Include explicit assumption tests in analysis code

Wednesday October 23, 2013

Especially if you're doing analysis of any importance and especially if the analysis, once created, will be run again and again on new or otherwise updated data, you should write tests in the analysis code.

In software engineering (see Martin's Clean Code, among many possible references) there is the now-prevalent idea of testing: unit tests, Test-Driven Development (TDD), and so on. Some statistical languages (by which I mean R, and I'd be interested to hear of others) have unit test frameworks. R has RUnit and testthat (see White's post and this bioconductor one). Tests help you by making components of functionality more explicit and by giving you more confidence that your software is functional even when you make changes later with consequences that you might not notice otherwise.

The testing in software development is mostly about confirming behaviors automatically that a human could check by hand: "My function for adding returns 5 when I ask it to add 3 and 2," for instance. In analysis, the correct answer depends on data, and is not likely to be known, so the real risk of incorrect results comes from mistakes not in the machinery for calculating (usually) but in unexpected or unaccounted-for conditions that appear in the data being analyzed. Like software unit testing, there is some art in determining exactly which tests you should write, and the benefit of enhanced quality and confidence in that quality is also similar, but the kinds of tests are much more about making explicit your assumptions about your input data.

The best-case scenario in the case of an incorrect assumption in your analysis is that your code breaks nicely. (For instance, you reference a column of data by name which doesn't exist for a new input file and execution of your analysis stops there with an error message.) It is much worse for code to proceed regardless, not alerting you to a hidden problem, and yielding results that are not correct. (For instance, a new classification is added some categorical variable which your analysis gleefully ignores, now ignoring 30% of cases.)

In some things R has this behavior built in. If you try to take the mean() of a vector with any missing values at all, the result will be NA. This forces you (or should, if you don't just instinctually put in na.rm=T) to think about why there are missing values and how the missing values affect your analysis.

As you develop analysis code, you should be checking many things as you go along anyway. Writing your checks into the analysis code makes them more explicit, makes them visible to others who view your code, and importantly makes them repeatable when you change your code and when the input data changes.

You could use a full unit testing framework, but in R you can also get a lot of mileage out of the built-in stopifnot(). You pass as an argument something you think should be true. Often the combination with all() is particularly useful.

Here are a couple examples of things you might test and how you could test them in R:

  1. Test that a data frame's column names are exactly what you think they are. This is especially important if you ever use column numbers to refer to data rather than the column names - and in general, you want to know about it if the data you're analyzing changes format at all; even if it's just the ordering of columns, it could accompany other changes that merit manual investigation.
# check that the data has these three column names
stopifnot(names(aDataFrame) == c("expectedColumn", "expectedColumn2", "expectedColumn3"))
  1. Test that a column (or columns) you think provide a unique identifier are actually all unique. This is often important when merging, and there are more checks you might use around merges to ensure what you get out matches what you're expecting.
# check that a vector has all unique values
stopifnot(all(!duplicated(aVector)))
# check that some columns have all unique rows
stopifnot(all(!duplicated(aDataFrame[,c("aColumnName", "anotherColumnName")])))
  1. Often you'll assume that only certain values occur, which can lead to problems if you're wrong, or if you become wrong at some point in the future. Make your assumption explicit!
# check that all values in a vector are one of three we're expecting
stopifnot(all(aVector %in% c("possibleVal1", "possibleVal2", "possibleVal3")))
  1. There are occasions when you'll want to be sure that exactly one of several columns is set. (This check uses the fact that in R TRUE evaluates to 1 when adding.)
# check that exactly one of three values is true everywhere
stopifnot(all(vectorOne + vectorTwo + vectorThree == 1))

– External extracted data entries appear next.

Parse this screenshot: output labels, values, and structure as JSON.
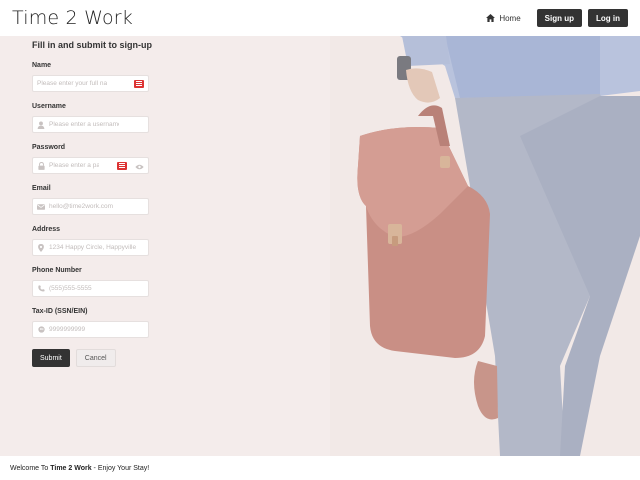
{
  "app": {
    "brand": "Time 2 Work"
  },
  "nav": {
    "home_label": "Home",
    "signup_label": "Sign up",
    "login_label": "Log in"
  },
  "form": {
    "title": "Fill in and submit to sign-up",
    "fields": {
      "name": {
        "label": "Name",
        "placeholder": "Please enter your full name"
      },
      "username": {
        "label": "Username",
        "placeholder": "Please enter a username"
      },
      "password": {
        "label": "Password",
        "placeholder": "Please enter a password"
      },
      "email": {
        "label": "Email",
        "placeholder": "hello@time2work.com"
      },
      "address": {
        "label": "Address",
        "placeholder": "1234 Happy Circle, Happyville"
      },
      "phone": {
        "label": "Phone Number",
        "placeholder": "(555)555-5555"
      },
      "taxid": {
        "label": "Tax-ID (SSN/EIN)",
        "placeholder": "9999999999"
      }
    },
    "submit_label": "Submit",
    "cancel_label": "Cancel"
  },
  "footer": {
    "prefix": "Welcome To ",
    "brand": "Time 2 Work",
    "suffix": " - Enjoy Your Stay!"
  },
  "icons": {
    "home": "home-icon",
    "user": "user-icon",
    "lock": "lock-icon",
    "email": "envelope-icon",
    "address": "map-marker-icon",
    "phone": "phone-icon",
    "taxid": "id-icon",
    "eye": "eye-icon",
    "password_manager": "password-manager-icon"
  },
  "colors": {
    "primary": "#333333",
    "autofill_badge": "#dd3333"
  }
}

Writing tests like these makes you articulate your assumptions more completely than you might otherwise, and the exercise of doing it can lead you to discover things you might otherwise have overlooked as well. If you think it couldn't possibly be worth checking something because it is so certain to be true, a substantial fraction of the time you'll find the most interesting surprises in your data when you do the check anyway. And when you re-run your analysis a month later and find that the new data doesn't behave like the old data, you'll be glad to find out right away and be able to update your analysis, rather than possibly relying on or even sharing results you don't yet know are faulty.

A final note: People often say that they assume such-and-such is normally distributed, for regression and so on, and you might wonder how to check this. There are tests, such as the Shapiro-Wilk test (shapiro.test() in R) but in practice I have never seen real data that Shapiro-Wilk would let you call normal. You're far better off disabusing yourself of the notion that anything is really normally distributed and either doing parametric work with this understanding or staying more descriptive and/or nonparametric. See also Cook's excellent exposition on distributions.

This post was originally hosted elsewhere.